Committee chair Rep. Bennie Thompson said Tuesday he had tested positive for COVID-19 and would not be attending Thursday’s hearing. Aides said Wednesday that he would be chairing the hearing remotely. 

Reps. Elanie Luria and Adam Kinzinger will lead the presentation. 

Jan. 6 committee staff confirmed Wednesday that the panel had received just one text message from the Secret Service. The committee had subpoenaed texts from Jan. 5 and 6, but a Department of Homeland Security watchdog told lawmakers last week that the Secret Service had deleted texts from that period. The Secret Service claimed some phone data had been erased unintentionally as a part of a pre-planned system migration, and said that any texts that was deleted “are presumed to be permanently deleted.” 

CBS News has confirmed that Secret Service employees received multiple official communications via email instructing officials to back up relevant texts, emails and communications prior to migration.

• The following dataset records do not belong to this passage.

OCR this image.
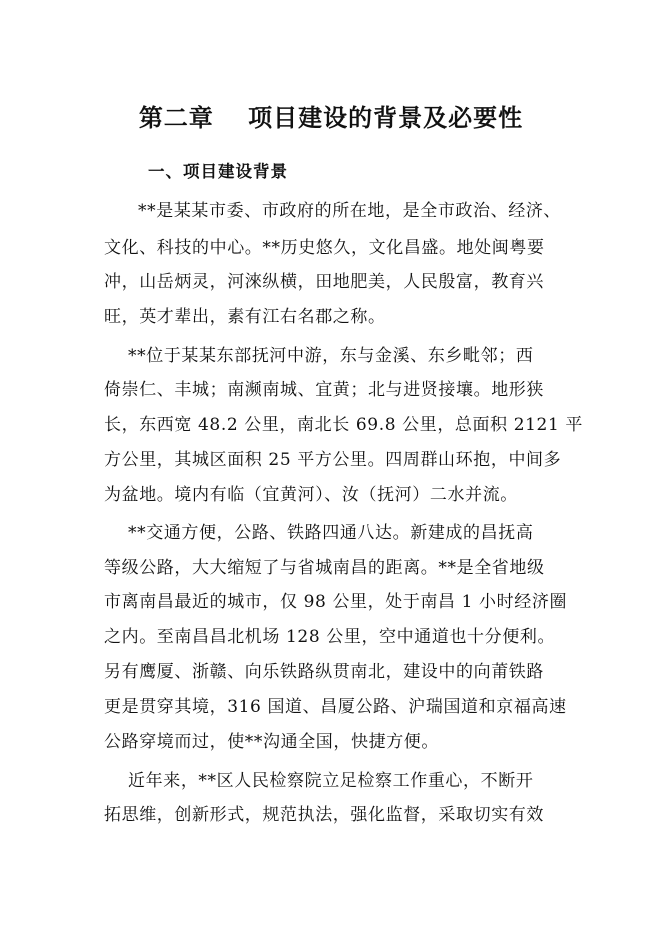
第二章　 项目建设的背景及必要性
一、项目建设背景

**是某某市委、市政府的所在地，是全市政治、经济、

文化、科技的中心。**历史悠久，文化昌盛。地处闽粤要

冲，山岳炳灵，河淶纵横，田地肥美，人民殷富，教育兴

旺，英才辈出，素有江右名郡之称。

**位于某某东部抚河中游，东与金溪、东乡毗邻；西

倚崇仁、丰城；南濒南城、宜黄；北与进贤接壤。地形狭

长，东西宽 48.2 公里，南北长 69.8 公里，总面积 2121 平

方公里，其城区面积 25 平方公里。四周群山环抱，中间多

为盆地。境内有临（宜黄河）、汝（抚河）二水并流。

**交通方便，公路、铁路四通八达。新建成的昌抚高

等级公路，大大缩短了与省城南昌的距离。**是全省地级

市离南昌最近的城市，仅 98 公里，处于南昌 1 小时经济圈

之内。至南昌昌北机场 128 公里，空中通道也十分便利。

另有鹰厦、浙赣、向乐铁路纵贯南北，建设中的向莆铁路

更是贯穿其境，316 国道、昌厦公路、沪瑞国道和京福高速

公路穿境而过，使**沟通全国，快捷方便。

近年来，**区人民检察院立足检察工作重心，不断开

拓思维，创新形式，规范执法，强化监督，采取切实有效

At least one of those emails was sent in December 2020.

Former Trump White House staffer Garrett Ziegler testified privately before the committee on Tuesday. Ziegler was an aide to trade adviser Peter Navarro, who has been charged with contempt of Congress for refusing to comply with a subpoena to appear before the committee. 

Kinzinger told “Face the Nation” Sunday that the hearing will “open people’s eyes in a big way” about Trump’s behavior.

“I can’t necessarily say that the motives behind every piece of information we know we’ll be able to explain, but this is going to open people’s eyes in a big way,” Kinzinger said. He added, “I’ll give you this preview: the president didn’t do very much but gleefully watch television during this time frame.”

Kinzinger, a Republican, urged the American people, and his GOP colleagues in particular, to “watch this with an open mind” and ask, “Is this the kind of strong leader you really think you deserve?”

This will be the eighth hearing the select committee has held this summer and the ninth overall. 
An aide said Wednesday that “there’s a potential for future hearings,” especially around the release of a report on the investigation later this year.

The previous public hearings have focused on the mobilization of the rioters at the Capitol, Trump’s speech at the Ellipse on Jan. 6 ahead of the riot and his desire to join his supporters. The committee has also detailed Trump’s pressure campaigns after Election Day to push his baseless elections claims on Pence, the Justice Department, state lawmakers and local elections officials

The hearings have revealed new details about a scheme to put forward alternate electors who support Trump in seven battleground states that President Joe Biden won. Thompson said last week that the Justice Department had requested information about the scheme. 

“The only issue that we’ve engaged them on is the list of the fraudulent electors that were submitted,” Thompson told reporters last week. “That’s the first tranche that we’ve been talking to them about.”  

Rebecca Kaplan, Nikole Killion and Nicole Sganga contributed to this report.